Das Spiel gegen dem mehrfachen Afrikameister war der erste Härtetest auf dem Weg zum Turnier in Polen. Für Sigurdsson war es gleichzeitig die erste Möglichkeit, seine im Trainingslager in Berlin entwickelten Varianten in der Praxis auszuprobieren. Denn der Isländer ist nach den schwerwiegenden Ausfällen von Kapitän Uwe Gensheimer (Wadenverletzung), Patrick Groetzki (Wadenbeinbruch) und Co. zum Experimentieren gezwungen. Kein Problem, sagt er.

"Wir haben Martin Strobel, wir haben Niclas Pieczkowski, wir haben Simon Ernst, wir haben Steffen Fäth", zählte der 42-Jährige einige der Akteure auf, die sich gegen Tunesien auf Linksaußen probieren durften. Doch keiner der gelernten Rückraumspieler fand sich auf der ungewohnten Position zurecht. Rune Dahmke ist nach dem Ausfall von Gensheimer und seinem Ersatz Michael Allendorf der einzig verbliebene Linksaußen im Kader, er fehlte gegen die Afrikaner aber noch wegen einer Sprunggelenksverletzung. "Ich hoffe, dass er bei den nächsten Spielen wieder dabei ist", sagte Sigurdsson.

Die DHB-Auswahl schließt ihre dreiteilige Testspielreihe mit zwei Spielen gegen Island in Kassel und Hannover ab. Noch am Mittwochmorgen absolvierte sein Team ein Krafttraining in Stuttgart. Anschließend machte sich die DHB-Auswahl auf den Weg nach Hannover. Dort setzen die Handballer ihre Vorbereitung auf die am 15. Januar beginnende EM fort.

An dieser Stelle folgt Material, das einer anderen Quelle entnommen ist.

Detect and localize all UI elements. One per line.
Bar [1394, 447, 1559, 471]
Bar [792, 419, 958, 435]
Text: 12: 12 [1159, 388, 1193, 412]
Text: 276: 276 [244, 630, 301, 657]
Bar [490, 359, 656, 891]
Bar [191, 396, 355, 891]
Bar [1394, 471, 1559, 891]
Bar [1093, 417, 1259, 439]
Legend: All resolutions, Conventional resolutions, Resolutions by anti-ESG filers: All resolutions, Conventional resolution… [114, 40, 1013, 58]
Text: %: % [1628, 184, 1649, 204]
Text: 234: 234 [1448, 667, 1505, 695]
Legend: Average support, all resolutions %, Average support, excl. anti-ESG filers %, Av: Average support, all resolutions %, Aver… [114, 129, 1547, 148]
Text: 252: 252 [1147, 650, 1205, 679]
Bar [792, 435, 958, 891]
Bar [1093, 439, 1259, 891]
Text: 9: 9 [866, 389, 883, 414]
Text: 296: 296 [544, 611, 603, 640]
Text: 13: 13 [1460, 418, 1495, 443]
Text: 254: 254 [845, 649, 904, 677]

"Wir haben noch ein paar Tage Zeit, um uns zu steigern, speziell, was die Abwehr betrifft", sagte der gegen Tunesien starke Rückraumspieler Christian Dissinger. "Es ist doch klar, dass noch nicht jedes Rad ins andere greift." Doch gerade in der Offensive überraschte das vom Bundestrainer notgedrungen durchgemischte Team.

"Das ist das Positive, dass wir trotz der Ausfälle so viele Varianten spielen können", sagte Torhüter Carsten Lichtlein. Denn Sigurdsson rotierte nicht nur auf Linksaußen, auch im Rückraum ließ er seine Akteure immer wieder auf den unterschiedlichsten Positionen auflaufen.

Das könnte auch in der starken Vorrundengruppe C das Mittel zum Erfolg sein. Gleich zum Auftakt trifft die DHB-Auswahl in Breslau auf Ex-Weltmeister Spanien. Anschließend warten Rekordeuropameister Schweden und Slowenien. Mit einem konkreten Ziel hält sich der WM-Siebte zurück: "Wir wollen auch in Polen unser Spiel machen. Die Gegner sollen sich auf uns einstellen", kündigte Dissinger an. Zumindest das dürfte nach dem Ausfall zahlreicher Stammkräfte schwieriger werden.